Les trois articles de la rubrique «Médecine» conjuguent de manière remarquablement juste le récit d’expérience, l’autoanalyse et les apports théoriques. Le professionnalisme et l’émotion de Jean-Daniel Lalau, de Nadine Satori et de Michèle Piazza d’Olmo (pages 27-59) trouvent des prolongements substantiels dans le travail déjà cité d’Anaïs Choulet-Vallet et dans ceux d’Éric Fiat (pages 157-167), puis de Katerina Zekopoulos (pages 175-180). Ainsi Jean-Daniel Lalau tire-t-il de son expérience de clinicien cette description de la relation tactile: «c’est cela, le toucher : un petit rien, qui fait tout. Le sens, et le sens du sens. Un sens parmi les sens, certes, mais un sens à part. […]C’est un sens qui donne à découvrir en allant. Un sens qui donne, tout court. Et c’est en fonction de la sensation provoquée, chez le donataire comme chez le donateur, que le toucher évoluera. Il est affaire de médiation » (page 40).

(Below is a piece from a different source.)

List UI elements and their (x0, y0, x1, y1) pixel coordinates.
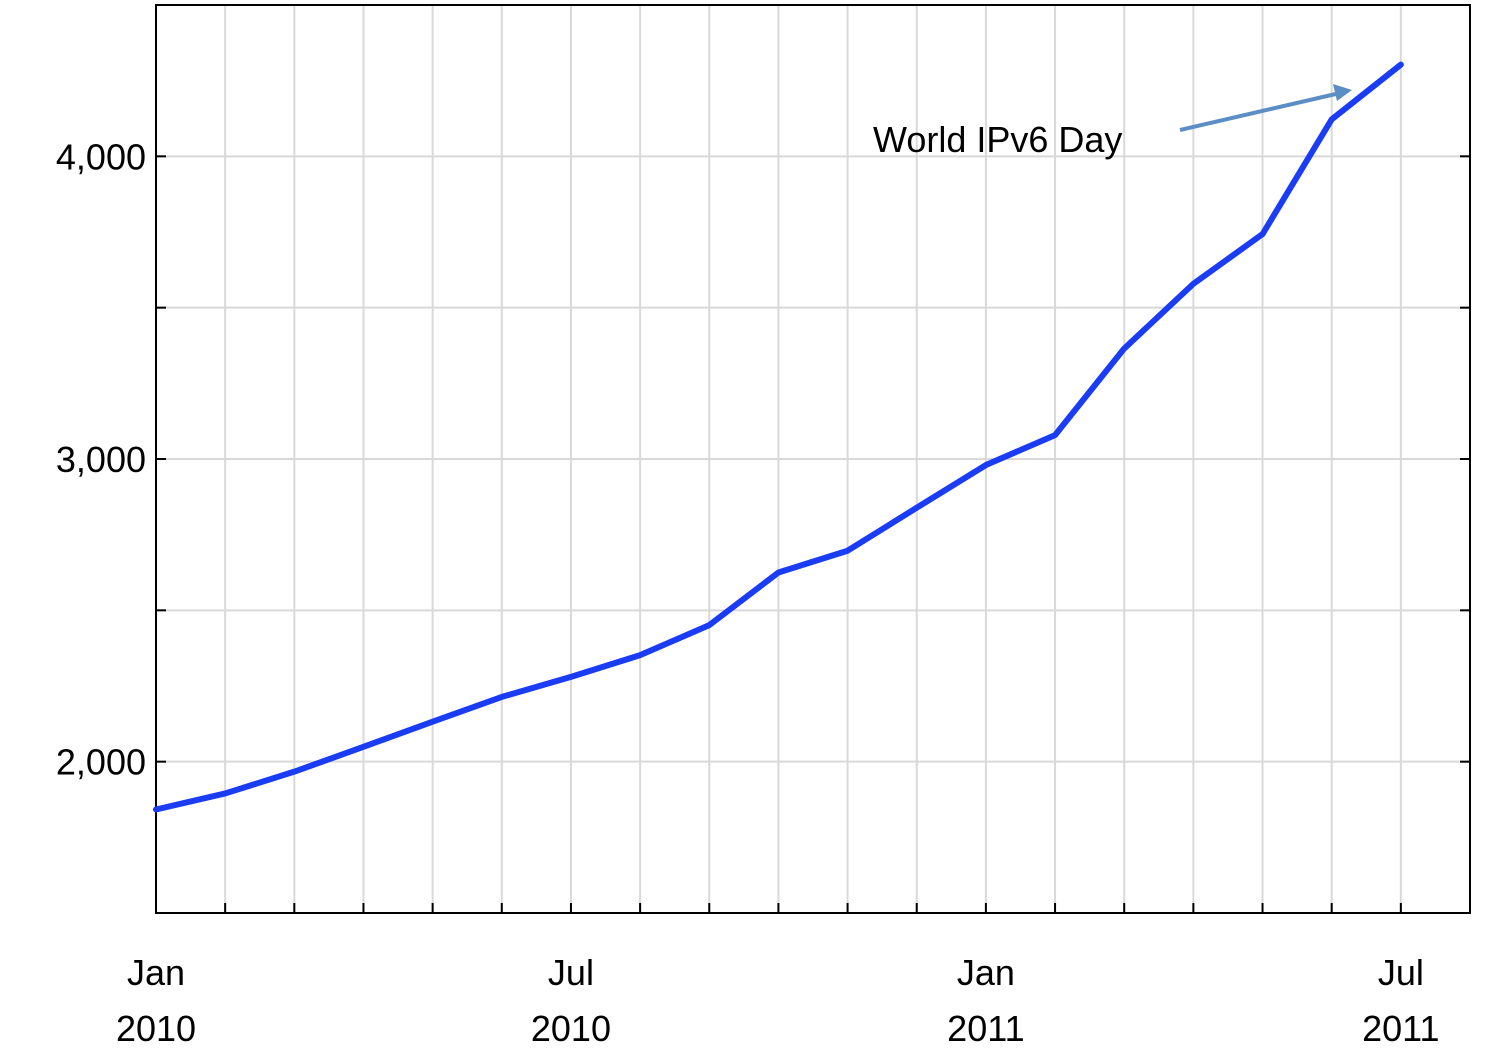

En écho, voici la conclusion de la méditation d’Éric Fiat sur le tact de l’organiste et celui du soignant: « nous voulons proposer que l’art de toucher doive consister tout entier dans l’hommage que la main rend à la distance qui la sépare encore de ce qu’elle va finalement toucher. Le moment du contact même –car il devra bien y avoir contact pour qu’il y ait toucher!– n’abolira qu’en partie ladite distance puisque celle-ci continuera de se faire sentir après qu’elle aura été abolie, en ceci que la main de celui qui sait toucher prend la mesure sans prendre le pouvoir. (…] nous pourrions faire du tact la juste et fragile mesure entre le prendre et le laisser, l’hommage d’une patience attentive à la timidité de ce qui se donne à toucher» (pages 165-166).
L’AFONT partage le constat d’Anaïs Choulet-Vallet qu’aujourd’hui «la relation tactile est toujours chargée de représentations liées au genre et à la sexualité» (page 80). Afin de trouver une issue à cette impasse historique, nous reprenons à notre compte l’interrogation par laquelle Catherine Dolto conclut l’ensemble du dossier: «parler s’apprend, pourquoi continuer à faire comme si le langage du tact qui nous meut au plus intime, au plus archaïque, serait inné?» (page 188). Et pour dépasser ce que l’«archaïque» peut avoir de régressif, nous faisons nôtre le programme formulé par Éric Fiat: «toute une palette, tout un nuancier, tout un herbier sont à inventer, entre la main que son défaut d’égards conduit à faire main basse sur ce qu’elle touche et la main que son excès d’égard conduirait à ne pas même toucher ce qu’elle devrait toucher» (page 166).